September 23, 2015 by Jeff Shepard

The Battery Innovation Center (BIC) and the MESA Standards Alliance are announcing a strategic partnership to create the first MESA compatibility and interoperability testing center in the world. As the energy storage industry takes off and the number of component vendors proliferates, the need for a physical location where companies can bring their products, plug them in, verify their compatibility with published standards and test their ability to interoperate is clear.

MESA (Modular Energy Storage Architecture) is a non-proprietary set of specifications and standards for energy storage developed by a consortium of electric utilities and technology suppliers. The goals of the MESA Standards Alliance are to: Standardize communications and connections, which will accelerate interoperability and scalability; Give electric utilities more choice by enabling multi-vendor, component-based energy storage systems; Reduce project-specific engineering costs, enabling a more robust energy storage market; Enable technology suppliers to focus on their core competency: facilitating quality, safety and cost-effectiveness; and Reduce training costs and improve safety for field staff through standardized procedures for safety and efficiency.
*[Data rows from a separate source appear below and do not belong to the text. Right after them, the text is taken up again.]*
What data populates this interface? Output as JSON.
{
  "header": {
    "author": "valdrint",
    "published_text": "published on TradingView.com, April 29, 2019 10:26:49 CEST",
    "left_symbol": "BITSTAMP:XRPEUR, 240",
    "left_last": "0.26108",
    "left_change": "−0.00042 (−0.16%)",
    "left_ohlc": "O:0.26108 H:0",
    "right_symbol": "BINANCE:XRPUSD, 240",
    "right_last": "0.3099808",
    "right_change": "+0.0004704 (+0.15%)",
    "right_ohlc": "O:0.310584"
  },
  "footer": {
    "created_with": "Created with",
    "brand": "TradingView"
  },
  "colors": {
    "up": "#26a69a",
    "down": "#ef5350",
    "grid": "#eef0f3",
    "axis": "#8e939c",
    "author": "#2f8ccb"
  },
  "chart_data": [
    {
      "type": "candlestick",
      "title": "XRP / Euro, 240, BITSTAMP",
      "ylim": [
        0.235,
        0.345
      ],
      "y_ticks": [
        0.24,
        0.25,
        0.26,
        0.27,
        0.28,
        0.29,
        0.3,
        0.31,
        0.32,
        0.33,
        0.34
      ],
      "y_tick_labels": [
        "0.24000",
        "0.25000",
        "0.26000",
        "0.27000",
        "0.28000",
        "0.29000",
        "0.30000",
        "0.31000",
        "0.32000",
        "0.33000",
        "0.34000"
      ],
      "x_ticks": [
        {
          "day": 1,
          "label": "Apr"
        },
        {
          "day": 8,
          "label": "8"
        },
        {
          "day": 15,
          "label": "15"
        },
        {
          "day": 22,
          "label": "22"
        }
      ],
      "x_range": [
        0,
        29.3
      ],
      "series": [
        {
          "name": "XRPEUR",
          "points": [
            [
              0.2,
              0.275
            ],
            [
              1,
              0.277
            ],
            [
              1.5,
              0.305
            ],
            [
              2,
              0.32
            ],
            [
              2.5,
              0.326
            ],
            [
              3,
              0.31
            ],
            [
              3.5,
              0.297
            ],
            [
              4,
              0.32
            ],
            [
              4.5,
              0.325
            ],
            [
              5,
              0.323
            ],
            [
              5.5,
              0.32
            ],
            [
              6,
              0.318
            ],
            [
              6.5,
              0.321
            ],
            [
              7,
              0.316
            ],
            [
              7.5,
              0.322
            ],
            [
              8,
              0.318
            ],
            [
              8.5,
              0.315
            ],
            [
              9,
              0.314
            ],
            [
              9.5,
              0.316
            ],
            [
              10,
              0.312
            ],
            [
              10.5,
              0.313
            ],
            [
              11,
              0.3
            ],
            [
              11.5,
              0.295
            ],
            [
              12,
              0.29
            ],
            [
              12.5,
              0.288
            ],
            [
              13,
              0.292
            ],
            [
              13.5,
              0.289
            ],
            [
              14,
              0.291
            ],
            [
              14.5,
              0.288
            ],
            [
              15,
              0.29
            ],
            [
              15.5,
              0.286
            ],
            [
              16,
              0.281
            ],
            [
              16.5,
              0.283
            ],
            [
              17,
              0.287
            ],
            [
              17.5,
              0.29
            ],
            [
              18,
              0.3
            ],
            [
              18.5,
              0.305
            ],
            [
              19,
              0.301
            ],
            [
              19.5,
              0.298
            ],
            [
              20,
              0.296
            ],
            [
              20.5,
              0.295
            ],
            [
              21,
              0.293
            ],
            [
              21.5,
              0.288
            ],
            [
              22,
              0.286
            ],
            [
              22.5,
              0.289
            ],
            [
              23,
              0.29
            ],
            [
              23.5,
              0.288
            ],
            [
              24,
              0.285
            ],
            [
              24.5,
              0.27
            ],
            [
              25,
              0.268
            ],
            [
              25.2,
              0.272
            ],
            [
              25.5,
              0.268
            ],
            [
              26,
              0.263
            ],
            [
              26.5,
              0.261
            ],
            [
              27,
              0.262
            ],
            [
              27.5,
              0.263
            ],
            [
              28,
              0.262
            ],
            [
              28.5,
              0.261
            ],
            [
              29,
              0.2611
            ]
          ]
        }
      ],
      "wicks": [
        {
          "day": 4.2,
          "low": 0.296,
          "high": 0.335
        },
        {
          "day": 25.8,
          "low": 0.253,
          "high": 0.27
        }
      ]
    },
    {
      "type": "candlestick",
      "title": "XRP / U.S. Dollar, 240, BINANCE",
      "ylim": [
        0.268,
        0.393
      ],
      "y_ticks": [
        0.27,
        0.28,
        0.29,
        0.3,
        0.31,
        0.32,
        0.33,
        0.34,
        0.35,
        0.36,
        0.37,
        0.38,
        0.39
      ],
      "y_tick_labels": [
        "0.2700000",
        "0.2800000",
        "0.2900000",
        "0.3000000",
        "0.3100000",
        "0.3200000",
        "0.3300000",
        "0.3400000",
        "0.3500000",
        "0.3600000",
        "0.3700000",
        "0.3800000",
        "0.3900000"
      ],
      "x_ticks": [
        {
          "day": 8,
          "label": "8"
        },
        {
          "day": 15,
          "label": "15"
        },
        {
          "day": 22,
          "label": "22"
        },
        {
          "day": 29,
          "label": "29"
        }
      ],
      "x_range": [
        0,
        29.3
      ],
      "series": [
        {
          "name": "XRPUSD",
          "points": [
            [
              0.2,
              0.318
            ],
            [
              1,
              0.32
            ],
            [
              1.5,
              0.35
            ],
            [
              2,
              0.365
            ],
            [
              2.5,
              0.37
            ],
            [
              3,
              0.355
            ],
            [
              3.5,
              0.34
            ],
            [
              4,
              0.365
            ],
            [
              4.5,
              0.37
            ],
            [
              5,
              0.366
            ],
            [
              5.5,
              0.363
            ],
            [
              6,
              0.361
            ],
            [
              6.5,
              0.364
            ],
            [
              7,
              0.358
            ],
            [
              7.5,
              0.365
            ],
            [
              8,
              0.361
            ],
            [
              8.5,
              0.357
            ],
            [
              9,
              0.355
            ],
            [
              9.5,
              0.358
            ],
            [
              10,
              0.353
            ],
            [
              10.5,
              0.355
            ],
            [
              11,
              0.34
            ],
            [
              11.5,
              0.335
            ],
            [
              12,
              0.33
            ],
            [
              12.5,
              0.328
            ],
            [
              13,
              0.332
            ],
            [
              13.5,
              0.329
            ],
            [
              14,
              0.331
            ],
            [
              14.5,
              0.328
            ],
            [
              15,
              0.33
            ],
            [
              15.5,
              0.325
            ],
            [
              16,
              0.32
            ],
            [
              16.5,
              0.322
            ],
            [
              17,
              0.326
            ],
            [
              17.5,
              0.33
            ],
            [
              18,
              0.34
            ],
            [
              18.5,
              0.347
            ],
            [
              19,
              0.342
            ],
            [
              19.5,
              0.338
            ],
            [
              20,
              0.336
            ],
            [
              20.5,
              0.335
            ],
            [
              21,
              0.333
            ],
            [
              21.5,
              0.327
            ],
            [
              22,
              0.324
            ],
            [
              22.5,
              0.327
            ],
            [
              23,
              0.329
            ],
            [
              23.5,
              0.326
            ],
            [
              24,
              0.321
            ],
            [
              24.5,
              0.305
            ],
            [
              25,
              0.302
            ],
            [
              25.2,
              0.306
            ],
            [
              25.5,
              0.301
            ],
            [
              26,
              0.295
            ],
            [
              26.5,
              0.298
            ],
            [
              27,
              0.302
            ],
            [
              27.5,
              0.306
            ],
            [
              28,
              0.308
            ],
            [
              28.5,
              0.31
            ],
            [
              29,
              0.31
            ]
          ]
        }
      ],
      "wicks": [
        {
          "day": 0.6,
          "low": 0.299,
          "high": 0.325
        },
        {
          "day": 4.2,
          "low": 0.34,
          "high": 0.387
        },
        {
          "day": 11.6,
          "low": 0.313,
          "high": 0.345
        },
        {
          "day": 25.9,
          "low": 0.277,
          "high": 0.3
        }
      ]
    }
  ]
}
“We’ve had a productive first year as an alliance and this partnership is well-timed to our needs as an organization,” Craig Collar, board chair of the MESA Alliance and assistant general manager at Snohomish County Public Utility District in Washington State, said. “Our specifications are taking shape and we need a location and an organization that is vendor-independent where our industry and utility members can come to verify that things work as designed.”

Located adjacent to Naval Surface Warfare Center Crane (NSWC Crane) in Indiana, the BIC is centrally located for U.S.-based companies and is well-equipped to address the needs of the MESA Standards Alliance. “Establishing a strategic partnership with MESA is an honor for the BIC,” David Roberts, president of BIC, said. “The opportunity to serve the industry in this capacity validates BIC’s position as a trusted resource to market participants. We see this sector of the energy storage market increasing dramatically as the number of vendors with commercially viable smart grid products increases and as vital entities like MESA help to define and standardize communication protocol between the various products. We are confident our partnership will catalyze the MESA standardization efforts.”

The BIC facility has a full suite of electrical test and evaluation capabilities, and includes wind and solar generation, 1MWh of energy storage, and a 1MW inverter onsite, along with a 6.4MW net metering capability onto the adjacent MISO node. These physical resources will be augmented in the second half of 2015 with the establishment of a microgrid test lab that will include AC grid simulation capabilities, multiple energy storage systems, and standards-based software to control and evaluate performance of various microgrid components under multiple operating profiles. The microgrid test lab is being sponsored by a Duke Energy grant awarded in March of this year.

With the partnership finalized, the next steps involve the BIC seeding its facility with components that are MESA compliant and getting up to speed on MESA specifications. The center will be a resource for informal testing of capabilities until formal compatibility tests are defined for the various protocols.